These worksheets are part of my "Monday with the Masters" series but you could call it "Masterpiece Monday", "Famous Artist Friday", whatever you want! It's just a fun and easy way to get some Art History into my classroom, something that isn't always easy with middle school. This particular set of worksheets is for 10 of the world's most famous Impressionist painters. Many times, I try to match the Master to the style of the current type of project we are working on, but sometimes I just grab one and go!
On Mondays, the stack of handouts and index cards are there for the students to grab as they enter the room. Over the course of the week, they are responsible for filling out the form's 5 sections and, once graded, will keep it in their notebook.
Date of Birth-Date of Death and Place of Birth
5 Facts about the artist: This could be anything from the medium they were most famous for to who they were married to.

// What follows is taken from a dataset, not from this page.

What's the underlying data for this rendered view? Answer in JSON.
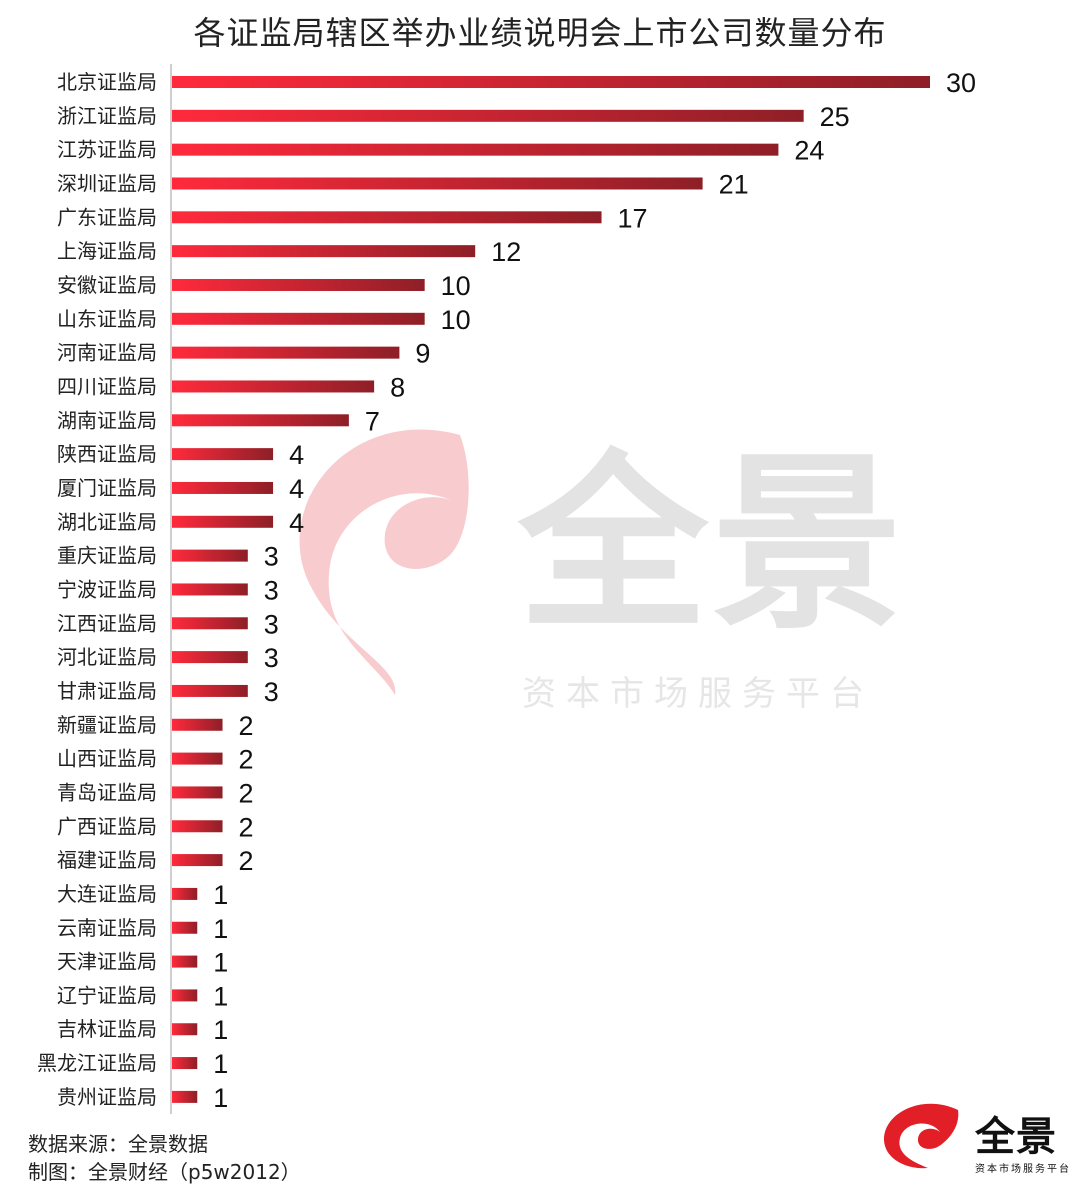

3 Works by the Artist: You could require them to find the 3 most famous or just let them find any 3. Generally, they will Google and, by default, will come up with the 3 most famous anyway!

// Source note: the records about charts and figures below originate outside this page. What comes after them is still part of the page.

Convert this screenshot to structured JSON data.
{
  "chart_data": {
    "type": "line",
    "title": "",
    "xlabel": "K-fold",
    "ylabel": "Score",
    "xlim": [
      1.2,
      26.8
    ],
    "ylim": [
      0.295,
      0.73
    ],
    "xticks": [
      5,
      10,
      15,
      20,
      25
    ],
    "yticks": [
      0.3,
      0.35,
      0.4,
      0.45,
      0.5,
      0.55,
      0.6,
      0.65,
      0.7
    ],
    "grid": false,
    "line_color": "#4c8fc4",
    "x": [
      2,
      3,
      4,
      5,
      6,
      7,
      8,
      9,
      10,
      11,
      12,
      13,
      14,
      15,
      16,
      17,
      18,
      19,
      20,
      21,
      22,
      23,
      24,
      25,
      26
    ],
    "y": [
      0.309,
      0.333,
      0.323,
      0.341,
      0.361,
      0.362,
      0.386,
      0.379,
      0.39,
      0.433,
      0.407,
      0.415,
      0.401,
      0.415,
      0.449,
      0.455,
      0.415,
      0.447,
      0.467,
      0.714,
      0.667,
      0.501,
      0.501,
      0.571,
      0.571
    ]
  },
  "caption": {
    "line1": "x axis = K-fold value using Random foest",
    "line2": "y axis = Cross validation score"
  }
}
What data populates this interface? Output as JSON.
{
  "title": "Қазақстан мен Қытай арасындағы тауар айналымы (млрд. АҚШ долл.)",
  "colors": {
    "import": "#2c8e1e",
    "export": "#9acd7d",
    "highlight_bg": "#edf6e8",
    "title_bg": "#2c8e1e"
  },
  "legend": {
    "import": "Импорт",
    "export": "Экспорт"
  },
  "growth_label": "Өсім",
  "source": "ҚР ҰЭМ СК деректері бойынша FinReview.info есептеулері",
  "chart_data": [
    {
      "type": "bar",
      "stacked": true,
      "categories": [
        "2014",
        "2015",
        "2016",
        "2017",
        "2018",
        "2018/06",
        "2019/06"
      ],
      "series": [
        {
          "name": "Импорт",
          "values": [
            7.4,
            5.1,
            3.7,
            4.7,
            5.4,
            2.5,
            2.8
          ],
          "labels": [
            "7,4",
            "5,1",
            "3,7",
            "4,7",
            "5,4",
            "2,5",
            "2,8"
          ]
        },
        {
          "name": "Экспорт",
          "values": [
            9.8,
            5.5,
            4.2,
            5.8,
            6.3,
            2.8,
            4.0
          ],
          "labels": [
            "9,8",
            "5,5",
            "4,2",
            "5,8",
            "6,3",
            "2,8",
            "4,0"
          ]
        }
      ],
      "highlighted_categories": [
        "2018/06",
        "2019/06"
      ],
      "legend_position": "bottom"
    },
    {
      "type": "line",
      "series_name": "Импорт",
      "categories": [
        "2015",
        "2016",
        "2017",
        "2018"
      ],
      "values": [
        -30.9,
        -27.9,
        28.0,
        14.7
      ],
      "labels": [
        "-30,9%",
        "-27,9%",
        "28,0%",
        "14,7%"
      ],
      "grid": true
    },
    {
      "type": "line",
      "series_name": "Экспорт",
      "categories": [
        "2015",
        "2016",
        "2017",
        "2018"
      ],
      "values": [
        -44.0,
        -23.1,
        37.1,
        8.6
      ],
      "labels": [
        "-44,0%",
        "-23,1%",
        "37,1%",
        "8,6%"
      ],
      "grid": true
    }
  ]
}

Place Image Here: I leave a stack of 4x6 index cards next to the handouts and each student is to recreate a work of their choice on this card. Once complete, the student uses a glue stick to attach their recreation to their worksheet. You can determine how to deal with sculptors that may not have an easily-reproduced painting or drawing. I have had them print and paste images if they don't wish to draw a sketch of the piece, but I also take points off for that method. (You may also wonder why I don't allow them to draw directly onto the worksheet, and that is because if they mess up it is much easier for them to get a new index card and from the box, and repeat just that step, than for me to have to give them another sheet to fill out in its entirety.)
Title of Work: This should be the title of the recreated piece.
This has been a great way to quickly introduce middle school students to an artist without boring them to death with an art history lecture. Plus, giving them the chance to do it on their own time helps them feel more in control of their learning and retain the information better.